Recently a group of highly successful Ashbrook alumni spoke with Executive Director Roger Beckett about the impact of the Ashbrook Scholar program on their lives. Some said that their career choices would have been entirely different had they not studied in the program. Others said they would have gone into these professions with the wrong goals. All said that the challenging design of the program taught them to understand their own abilities, giving them confidence to excel.

Fred Bills (class of 2005) planned to major in American Literature / English when he went to Ashland to interview for the Scholar program. “I took one step into the Ashbrook Center and I knew something different was going on here that I wanted to be a part of.” After graduating, he entered law school and now serves as an attorney in the litigation section of Weston Hurd LLP after serving as an Assistant County Prosecutor for Franklin County, Ohio for five years.

“Every step through the Ashbrook program led me to where I am now,” says Caitlin Poling (class of 2008), who is Director of Government Relations at Foreign Policy Initiative, a Washington, DC think tank. A summer internship at the Claremont Institute paved the way for another internship at The Heritage Foundation, “which led me to be here in D.C. and even now, the people I meet, the connections I make, the topics I work on day to day, reflect my decision to be a part of the Ashbrook program.”

Most entering Scholars “really don’t know what they are capable of until they get into and through the program,” Bills commented.  In Ashbrook seminars, “rather than one or two students in a three way conversation with the professor,” all the Scholars actively participate, producing a friendly rivalry that pushes everyone forward. “We didn’t just leave the dialogue in the classroom, we went out of class to continue the conversation,” said Casie Hollis (class of 2002), now a lawyer in the Dayton office of Taft Stettinius & Hollister LLP.

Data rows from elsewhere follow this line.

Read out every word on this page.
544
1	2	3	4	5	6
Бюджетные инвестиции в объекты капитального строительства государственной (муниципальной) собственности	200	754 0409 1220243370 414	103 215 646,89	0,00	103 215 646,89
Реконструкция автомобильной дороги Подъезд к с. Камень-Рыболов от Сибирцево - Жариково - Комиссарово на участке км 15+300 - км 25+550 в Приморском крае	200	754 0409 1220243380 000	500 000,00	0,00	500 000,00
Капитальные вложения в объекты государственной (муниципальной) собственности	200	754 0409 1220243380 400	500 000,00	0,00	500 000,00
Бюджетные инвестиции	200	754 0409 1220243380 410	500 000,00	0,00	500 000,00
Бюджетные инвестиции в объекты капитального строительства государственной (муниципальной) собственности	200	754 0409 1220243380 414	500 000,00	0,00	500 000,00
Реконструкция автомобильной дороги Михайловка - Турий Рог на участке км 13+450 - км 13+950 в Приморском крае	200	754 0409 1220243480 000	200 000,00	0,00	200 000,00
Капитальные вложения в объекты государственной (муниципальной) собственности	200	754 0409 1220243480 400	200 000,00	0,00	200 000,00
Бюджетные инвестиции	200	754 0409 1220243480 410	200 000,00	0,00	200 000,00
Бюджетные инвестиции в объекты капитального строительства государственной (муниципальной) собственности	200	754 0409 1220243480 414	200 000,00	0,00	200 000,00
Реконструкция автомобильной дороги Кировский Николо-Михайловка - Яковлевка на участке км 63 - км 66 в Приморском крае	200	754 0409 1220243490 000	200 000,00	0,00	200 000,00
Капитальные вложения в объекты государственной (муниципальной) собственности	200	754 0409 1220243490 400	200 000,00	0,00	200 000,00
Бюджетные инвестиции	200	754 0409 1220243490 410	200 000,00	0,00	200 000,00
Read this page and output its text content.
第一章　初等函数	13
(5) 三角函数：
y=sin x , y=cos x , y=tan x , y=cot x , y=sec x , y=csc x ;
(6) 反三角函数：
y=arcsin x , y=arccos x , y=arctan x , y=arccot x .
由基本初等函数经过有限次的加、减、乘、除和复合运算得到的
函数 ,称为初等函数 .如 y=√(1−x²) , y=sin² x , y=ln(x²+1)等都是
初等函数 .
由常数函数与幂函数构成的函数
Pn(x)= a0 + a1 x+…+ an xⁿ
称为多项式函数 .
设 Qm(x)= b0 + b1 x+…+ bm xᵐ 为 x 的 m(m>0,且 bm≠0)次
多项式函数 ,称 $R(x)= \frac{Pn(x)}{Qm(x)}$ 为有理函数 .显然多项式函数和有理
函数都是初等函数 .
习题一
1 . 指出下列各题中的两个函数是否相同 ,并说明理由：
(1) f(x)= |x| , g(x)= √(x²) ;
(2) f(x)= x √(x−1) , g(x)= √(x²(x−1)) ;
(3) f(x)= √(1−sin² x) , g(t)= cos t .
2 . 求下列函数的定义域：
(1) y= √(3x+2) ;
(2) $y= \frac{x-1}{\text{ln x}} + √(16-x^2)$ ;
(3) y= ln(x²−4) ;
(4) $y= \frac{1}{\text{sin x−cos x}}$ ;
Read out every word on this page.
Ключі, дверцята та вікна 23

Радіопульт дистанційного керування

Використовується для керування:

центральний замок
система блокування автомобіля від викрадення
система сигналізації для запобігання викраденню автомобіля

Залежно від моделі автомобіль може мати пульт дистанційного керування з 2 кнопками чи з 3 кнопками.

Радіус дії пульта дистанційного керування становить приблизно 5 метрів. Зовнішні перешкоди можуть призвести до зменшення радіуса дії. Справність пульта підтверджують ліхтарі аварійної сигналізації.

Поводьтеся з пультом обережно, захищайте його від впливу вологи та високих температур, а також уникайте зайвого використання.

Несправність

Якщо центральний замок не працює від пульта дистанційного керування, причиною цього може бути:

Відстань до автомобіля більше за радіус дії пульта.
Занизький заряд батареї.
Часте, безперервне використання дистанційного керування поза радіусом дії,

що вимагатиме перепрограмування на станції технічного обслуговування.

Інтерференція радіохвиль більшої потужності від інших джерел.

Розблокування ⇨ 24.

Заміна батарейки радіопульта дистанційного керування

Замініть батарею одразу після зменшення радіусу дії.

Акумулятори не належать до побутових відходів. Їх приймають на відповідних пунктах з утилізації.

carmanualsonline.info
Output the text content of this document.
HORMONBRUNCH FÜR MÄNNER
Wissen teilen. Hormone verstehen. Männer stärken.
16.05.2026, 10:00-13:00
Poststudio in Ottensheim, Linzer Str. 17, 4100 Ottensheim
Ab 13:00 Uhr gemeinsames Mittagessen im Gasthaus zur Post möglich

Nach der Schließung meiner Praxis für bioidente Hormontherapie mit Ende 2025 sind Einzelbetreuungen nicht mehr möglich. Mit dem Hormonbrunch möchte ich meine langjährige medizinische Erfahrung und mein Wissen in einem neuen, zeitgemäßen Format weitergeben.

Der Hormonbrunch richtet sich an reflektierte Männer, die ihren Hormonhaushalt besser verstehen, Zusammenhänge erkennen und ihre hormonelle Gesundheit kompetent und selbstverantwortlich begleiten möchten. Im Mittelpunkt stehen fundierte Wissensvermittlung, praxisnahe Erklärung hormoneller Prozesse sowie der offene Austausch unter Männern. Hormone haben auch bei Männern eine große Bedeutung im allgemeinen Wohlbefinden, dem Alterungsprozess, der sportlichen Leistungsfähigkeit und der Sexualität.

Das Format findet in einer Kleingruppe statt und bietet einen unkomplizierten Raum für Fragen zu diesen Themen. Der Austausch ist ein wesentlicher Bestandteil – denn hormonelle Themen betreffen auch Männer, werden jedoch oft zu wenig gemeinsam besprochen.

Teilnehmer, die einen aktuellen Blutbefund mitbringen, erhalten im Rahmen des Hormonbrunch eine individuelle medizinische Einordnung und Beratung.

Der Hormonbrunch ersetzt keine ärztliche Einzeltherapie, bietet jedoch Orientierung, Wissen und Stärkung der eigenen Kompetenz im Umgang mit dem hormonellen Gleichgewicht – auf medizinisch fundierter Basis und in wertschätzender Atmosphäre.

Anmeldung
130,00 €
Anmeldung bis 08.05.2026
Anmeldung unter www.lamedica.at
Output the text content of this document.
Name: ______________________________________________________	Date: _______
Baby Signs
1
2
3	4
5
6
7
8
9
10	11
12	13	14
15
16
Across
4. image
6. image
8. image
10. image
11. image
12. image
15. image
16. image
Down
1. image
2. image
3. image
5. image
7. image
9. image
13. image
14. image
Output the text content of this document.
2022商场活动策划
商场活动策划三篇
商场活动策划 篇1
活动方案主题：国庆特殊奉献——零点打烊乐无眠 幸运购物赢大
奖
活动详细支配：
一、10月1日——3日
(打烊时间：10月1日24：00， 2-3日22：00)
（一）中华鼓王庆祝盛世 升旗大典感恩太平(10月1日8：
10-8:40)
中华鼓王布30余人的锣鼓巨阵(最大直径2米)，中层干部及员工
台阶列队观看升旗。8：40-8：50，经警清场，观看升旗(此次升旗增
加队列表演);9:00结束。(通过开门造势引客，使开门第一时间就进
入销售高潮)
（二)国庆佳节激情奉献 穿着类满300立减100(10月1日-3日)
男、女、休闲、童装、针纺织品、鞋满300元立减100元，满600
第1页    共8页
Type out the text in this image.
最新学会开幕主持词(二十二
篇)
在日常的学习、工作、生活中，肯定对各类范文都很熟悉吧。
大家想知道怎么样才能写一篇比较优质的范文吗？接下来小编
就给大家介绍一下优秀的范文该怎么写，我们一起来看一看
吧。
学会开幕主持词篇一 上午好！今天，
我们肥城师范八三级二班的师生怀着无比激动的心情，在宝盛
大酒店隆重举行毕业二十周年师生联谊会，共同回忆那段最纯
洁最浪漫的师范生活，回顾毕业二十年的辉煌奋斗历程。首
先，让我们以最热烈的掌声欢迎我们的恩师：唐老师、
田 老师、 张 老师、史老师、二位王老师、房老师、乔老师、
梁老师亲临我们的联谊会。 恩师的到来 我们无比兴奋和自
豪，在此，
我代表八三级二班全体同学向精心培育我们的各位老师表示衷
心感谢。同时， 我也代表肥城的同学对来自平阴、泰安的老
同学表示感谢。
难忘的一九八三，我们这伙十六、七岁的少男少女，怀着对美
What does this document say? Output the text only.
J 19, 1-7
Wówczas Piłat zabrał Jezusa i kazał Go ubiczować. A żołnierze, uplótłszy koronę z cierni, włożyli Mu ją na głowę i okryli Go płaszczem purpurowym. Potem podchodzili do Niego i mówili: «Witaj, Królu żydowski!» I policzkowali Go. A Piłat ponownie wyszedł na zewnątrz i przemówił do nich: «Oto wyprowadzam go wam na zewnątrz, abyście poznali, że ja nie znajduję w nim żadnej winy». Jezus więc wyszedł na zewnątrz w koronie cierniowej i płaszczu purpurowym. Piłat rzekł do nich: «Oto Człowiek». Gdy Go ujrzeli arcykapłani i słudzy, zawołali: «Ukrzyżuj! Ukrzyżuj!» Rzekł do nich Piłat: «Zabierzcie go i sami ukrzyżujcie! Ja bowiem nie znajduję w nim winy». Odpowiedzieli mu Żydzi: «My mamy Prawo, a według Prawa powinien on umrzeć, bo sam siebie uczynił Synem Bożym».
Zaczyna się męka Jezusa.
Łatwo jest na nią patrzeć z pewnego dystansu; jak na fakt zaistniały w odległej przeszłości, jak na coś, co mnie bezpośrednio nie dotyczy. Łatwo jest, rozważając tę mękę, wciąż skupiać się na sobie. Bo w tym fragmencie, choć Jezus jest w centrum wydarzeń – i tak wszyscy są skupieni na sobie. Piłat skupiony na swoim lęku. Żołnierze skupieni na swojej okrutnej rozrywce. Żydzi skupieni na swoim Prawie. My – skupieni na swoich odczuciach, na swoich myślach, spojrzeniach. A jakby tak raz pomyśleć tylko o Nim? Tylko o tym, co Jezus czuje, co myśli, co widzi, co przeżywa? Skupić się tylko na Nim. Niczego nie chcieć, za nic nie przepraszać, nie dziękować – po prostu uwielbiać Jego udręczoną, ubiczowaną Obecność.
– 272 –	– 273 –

Hollis also commented on the effect of the speaker program. “Being in a room with Benjamin Netanyahu” changed her idea of herself. It was not “anything in particular that he said that evening; it was just realizing that in Ashland, Ohio” she was in a private, Scholars-only session with a figure who would someday be “in history books.” Beckett, himself a Scholar (class of 1996), commented that for him, the surprising effect of these close encounters with powerful personalities was a realization that he could in fact think in pace with them and forcefully articulate positions of his own.

Rebeccah Heinrichs (class of 2004) brought a competitive spirit to the program that might have led her to her current work even if she had attended another school. Her Ashbrook experience, however, transformed her ambition into a passion for the truth. “I started the program wanting to win an argument more than I wanted to be right. I left wanting to be right more than I wanted to win an argument. In other words, I was encouraged to love what is right and true above all.” She now is a Visiting Fellow at the Heritage Foundation, specializing in nuclear deterrence, missile defense, and arms control policy. “In this messy business of public policy, we have to be willing to concede when we are wrong and to adjust our positions accordingly. The Ashbrook Program helped me realize just how hard thinking is. . . . Changing one’s mind and changing another’s is difficult business, but in a truly vibrant liberal democracy, we must all be willing to participate in lifelong education. Imagine how much richer our civic life would be if we all had the privilege of an Ashbrook education.”